Cooperation in the NBA Investigation
A central component of the recent court filings is the revelation that Sanberg has been cooperating with the NBA investigation. Attorneys for the league confirmed that the co-founder provided information regarding the relationship between Aspiration and the Clippers. This investigation has been a point of scrutiny for the league as it examines the nature of the multi-year sponsorship deal between the two entities.
The league’s interest in Aspiration stems from concerns regarding potential circumvention of league rules.
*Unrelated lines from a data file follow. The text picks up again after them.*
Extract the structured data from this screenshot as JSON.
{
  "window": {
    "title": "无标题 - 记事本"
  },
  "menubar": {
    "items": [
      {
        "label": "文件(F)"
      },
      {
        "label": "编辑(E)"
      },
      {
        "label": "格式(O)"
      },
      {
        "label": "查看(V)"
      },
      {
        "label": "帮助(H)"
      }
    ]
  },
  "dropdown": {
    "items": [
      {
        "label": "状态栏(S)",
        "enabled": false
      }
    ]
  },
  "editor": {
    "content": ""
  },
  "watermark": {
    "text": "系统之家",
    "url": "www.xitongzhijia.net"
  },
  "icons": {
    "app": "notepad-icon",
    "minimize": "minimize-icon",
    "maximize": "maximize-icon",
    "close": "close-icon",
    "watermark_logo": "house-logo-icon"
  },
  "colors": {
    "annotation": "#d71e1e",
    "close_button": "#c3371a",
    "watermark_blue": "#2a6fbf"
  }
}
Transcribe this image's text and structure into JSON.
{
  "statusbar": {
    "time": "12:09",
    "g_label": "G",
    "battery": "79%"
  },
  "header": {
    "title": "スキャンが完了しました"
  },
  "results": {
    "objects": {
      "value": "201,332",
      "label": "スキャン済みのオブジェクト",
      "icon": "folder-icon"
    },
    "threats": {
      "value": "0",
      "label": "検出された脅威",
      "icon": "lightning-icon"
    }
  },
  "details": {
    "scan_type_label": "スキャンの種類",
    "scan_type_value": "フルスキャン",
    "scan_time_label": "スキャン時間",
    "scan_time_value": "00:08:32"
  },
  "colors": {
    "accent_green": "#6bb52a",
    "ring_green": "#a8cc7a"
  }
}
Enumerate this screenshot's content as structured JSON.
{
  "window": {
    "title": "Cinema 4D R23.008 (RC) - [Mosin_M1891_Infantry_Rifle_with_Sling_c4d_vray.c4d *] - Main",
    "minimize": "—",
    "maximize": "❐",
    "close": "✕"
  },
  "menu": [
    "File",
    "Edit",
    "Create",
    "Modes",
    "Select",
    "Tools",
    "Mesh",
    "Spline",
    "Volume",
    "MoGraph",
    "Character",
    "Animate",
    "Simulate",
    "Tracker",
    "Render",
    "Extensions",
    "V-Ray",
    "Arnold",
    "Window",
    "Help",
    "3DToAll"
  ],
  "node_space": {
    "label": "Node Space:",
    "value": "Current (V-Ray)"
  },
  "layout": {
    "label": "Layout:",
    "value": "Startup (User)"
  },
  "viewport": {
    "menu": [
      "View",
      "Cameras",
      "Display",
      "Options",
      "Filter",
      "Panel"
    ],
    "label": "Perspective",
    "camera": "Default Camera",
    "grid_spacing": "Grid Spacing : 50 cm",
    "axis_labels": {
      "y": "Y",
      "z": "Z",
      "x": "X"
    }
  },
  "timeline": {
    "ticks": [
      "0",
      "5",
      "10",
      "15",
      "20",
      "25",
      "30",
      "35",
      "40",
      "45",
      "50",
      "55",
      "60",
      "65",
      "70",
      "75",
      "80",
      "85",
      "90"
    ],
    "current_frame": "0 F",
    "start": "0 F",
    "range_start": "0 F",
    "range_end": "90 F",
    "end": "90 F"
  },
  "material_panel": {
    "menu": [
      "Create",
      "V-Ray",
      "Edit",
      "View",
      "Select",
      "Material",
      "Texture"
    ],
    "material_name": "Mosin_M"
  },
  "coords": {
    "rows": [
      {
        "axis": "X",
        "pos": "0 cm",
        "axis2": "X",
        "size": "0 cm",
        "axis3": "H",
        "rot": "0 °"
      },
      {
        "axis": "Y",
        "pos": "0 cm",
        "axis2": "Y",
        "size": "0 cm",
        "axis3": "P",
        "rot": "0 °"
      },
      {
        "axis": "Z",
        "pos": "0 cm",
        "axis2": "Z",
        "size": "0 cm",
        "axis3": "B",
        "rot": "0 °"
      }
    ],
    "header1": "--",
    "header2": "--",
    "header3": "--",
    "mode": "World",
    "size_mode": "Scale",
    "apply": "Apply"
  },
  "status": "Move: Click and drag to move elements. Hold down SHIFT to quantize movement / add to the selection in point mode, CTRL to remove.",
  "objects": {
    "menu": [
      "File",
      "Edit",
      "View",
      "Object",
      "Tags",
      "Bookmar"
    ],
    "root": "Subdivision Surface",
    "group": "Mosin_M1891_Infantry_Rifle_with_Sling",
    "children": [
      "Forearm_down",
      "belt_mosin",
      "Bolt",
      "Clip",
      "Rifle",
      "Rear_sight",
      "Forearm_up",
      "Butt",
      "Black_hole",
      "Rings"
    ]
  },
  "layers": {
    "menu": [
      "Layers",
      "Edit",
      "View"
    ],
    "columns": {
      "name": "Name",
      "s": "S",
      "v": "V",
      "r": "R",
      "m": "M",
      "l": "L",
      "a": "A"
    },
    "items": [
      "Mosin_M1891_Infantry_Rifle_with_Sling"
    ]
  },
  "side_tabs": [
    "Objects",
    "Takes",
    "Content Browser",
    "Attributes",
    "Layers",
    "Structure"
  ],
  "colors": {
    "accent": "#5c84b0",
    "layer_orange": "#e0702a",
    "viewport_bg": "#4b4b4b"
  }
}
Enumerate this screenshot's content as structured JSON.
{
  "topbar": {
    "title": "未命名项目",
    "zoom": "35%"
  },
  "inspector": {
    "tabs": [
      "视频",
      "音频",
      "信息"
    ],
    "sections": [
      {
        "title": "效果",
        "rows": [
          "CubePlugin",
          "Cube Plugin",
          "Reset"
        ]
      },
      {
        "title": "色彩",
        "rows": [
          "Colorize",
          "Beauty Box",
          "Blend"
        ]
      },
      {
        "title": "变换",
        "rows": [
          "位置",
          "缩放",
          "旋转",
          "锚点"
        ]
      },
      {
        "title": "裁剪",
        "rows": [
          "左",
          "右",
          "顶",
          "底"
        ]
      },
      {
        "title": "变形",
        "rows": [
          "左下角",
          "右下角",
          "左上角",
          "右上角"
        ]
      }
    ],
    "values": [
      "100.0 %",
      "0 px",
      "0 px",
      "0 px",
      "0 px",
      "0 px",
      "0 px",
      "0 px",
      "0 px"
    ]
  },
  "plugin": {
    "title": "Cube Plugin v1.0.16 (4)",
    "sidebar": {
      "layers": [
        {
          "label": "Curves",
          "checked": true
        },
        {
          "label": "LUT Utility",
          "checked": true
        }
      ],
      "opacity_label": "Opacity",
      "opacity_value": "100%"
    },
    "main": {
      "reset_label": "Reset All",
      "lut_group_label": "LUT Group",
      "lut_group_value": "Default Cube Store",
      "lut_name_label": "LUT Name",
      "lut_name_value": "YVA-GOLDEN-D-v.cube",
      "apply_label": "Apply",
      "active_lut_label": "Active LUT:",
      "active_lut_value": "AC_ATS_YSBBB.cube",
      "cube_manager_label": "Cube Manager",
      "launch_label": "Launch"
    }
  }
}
While the specific details of the cooperation remain largely confidential, the involvement of the NBA’s legal team suggests that the league is performing a thorough review of how sponsorship funds and investments were handled between the defunct company and the Clippers' ownership group.
The Clippers and the Aspiration Sponsorship Deal
The relationship between the LA Clippers and Aspiration began with a high-profile multi-year sponsorship agreement. The deal was originally framed as a partnership focused on sustainability, with Aspiration serving as the team’s official "sustainability partner." However, the collapse of the company and the subsequent federal investigation into Sanberg have cast a shadow over the arrangement.
Investigators have looked into whether the sponsorship deal was used as a vehicle for other financial arrangements. The NBA maintains strict rules regarding how owners and teams interact with outside businesses to ensure a level playing field and adherence to the collective bargaining agreement. The cooperation of Sanberg is seen as a critical step in the league determining if any violations occurred during the tenure of the partnership.
Legal Proceedings and Next Steps
The submission of these letters marks a significant moment in the legal proceedings against Sanberg. Federal judges often consider the level of cooperation a defendant provides to other regulatory or governing bodies—such as the NBA—when determining a sentence. The fact that both Ballmer’s legal team and the NBA submitted separate letters indicates the high stakes involved for the franchise.
For the Clippers, the focus remains on the court and the upcoming season, but the resolution of this NBA investigation will be vital for the organization to move past the Aspiration era. As the federal court moves toward sentencing Sanberg, the sports world will be watching to see if any further details regarding the Clippers' internal operations or Ballmer’s investments are made public.
The Clippers have not issued a formal statement regarding the specific contents of the letters, and the NBA has traditionally kept the details of its internal investigations private until a final ruling is reached. For now, the $60 million loss stands as a stark reminder of the risks involved in high-stakes venture capital investments tied to professional sports ownership.